The most commonly used overland route followed a northern alignment, while other detachments (notably those led by John Benge and John Bell) followed more southern routes, and some followed slight variations. The northern route started at Calhoun, Tennessee, and crossed central Tennessee, southwestern Kentucky, and southern Illinois. After crossing the Mississippi River north of Cape Girardeau, Missouri, these detachments trekked across southern Missouri and the northwest corner of Arkansas.
Road conditions, illness, and the distress of winter, particularly in southern Illinois while detachments waited to cross the ice-choked Mississippi, made death a daily occurrence. Mortality rates for the entire removal and its aftermath were substantial, totaling approximately 3,000 – 4,000.

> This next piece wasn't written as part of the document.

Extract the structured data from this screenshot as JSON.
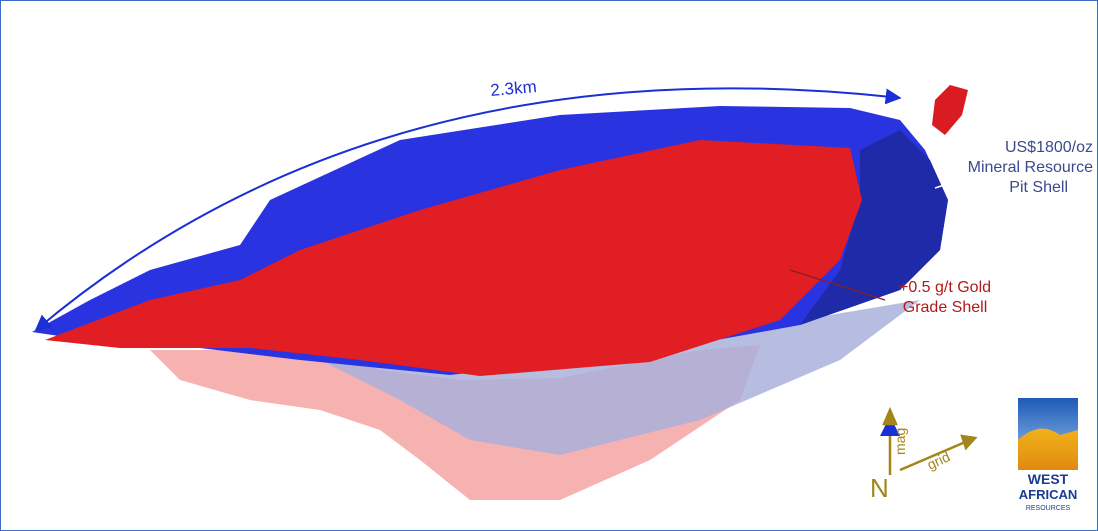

Most of the land route detachments entered present-day Oklahoma near Westville and were often met by a detachment of U.S. troops from Fort Gibson on the Arkansas River. The army officially received the Cherokees, who generally went to live with those who had already arrived, or awaited land assignments while camped along the Illinois River and its tributaries east of present-day Tahlequah.
The Aftermath
In the Indian Territory problems quickly developed among the new arrivals and Cherokees who had already settled, especially as reprisals were taken against the contingent who had signed the Treaty of New Echota. As these problems were resolved, the Cherokees proceeded to adapt to their new homeland, and they reestablished their own system of government, which was modeled on that of the United States.
Tribal government was headquartered in Tahlequah and adhered to a constitution that divided responsibilities among an elected principal chief, an elected legislature known as the National Council, and a supreme court with lesser courts. Local districts with elected officials, similar to counties, formed the basis of the nation. The Cherokees maintained a bilingual school system, and missionaries from the American Board of Commissioners for Foreign Missions were active in the nation.
This autonomy remained reasonably strong until the Civil War, when a faction of the Cherokees sided with the Confederacy. During Reconstruction they suffered a loss of self-government and, more importantly, their land base. Government annuities were reduced, and lands were sold to newly arrived tribes. Cessions of land continued during the later 19th century, and the federal government emerged as the major force for land cession under the Dawes Act of 1887, which divided up tribal lands. The establishment of the state of Oklahoma in 1907 increased pressure for land cessions. Many people of questionable Cherokee ancestry managed to get on the tribal rolls and participate in the allotment of these lands to individuals. By the early 1970s the western Cherokees had lost title to over 19 million acres of land.
Difficult times continued because of the effects of the 1930s depression and the government policy to relocate Indians from tribal areas to urban America. Many Cherokees found themselves in urban slums with a lack of basic needs. Differences also emerged between traditionalists and those who adapted to mainstream society. During the 1970s and after, however, the Cherokees’ situation improved because of self rule and economic programs.
Throughout the years, the Cherokees have sought to maintain much of their cultural identity. To increase public awareness of their heritage, many of them have advocated the designation of the Trail of Tears as a national historic trail.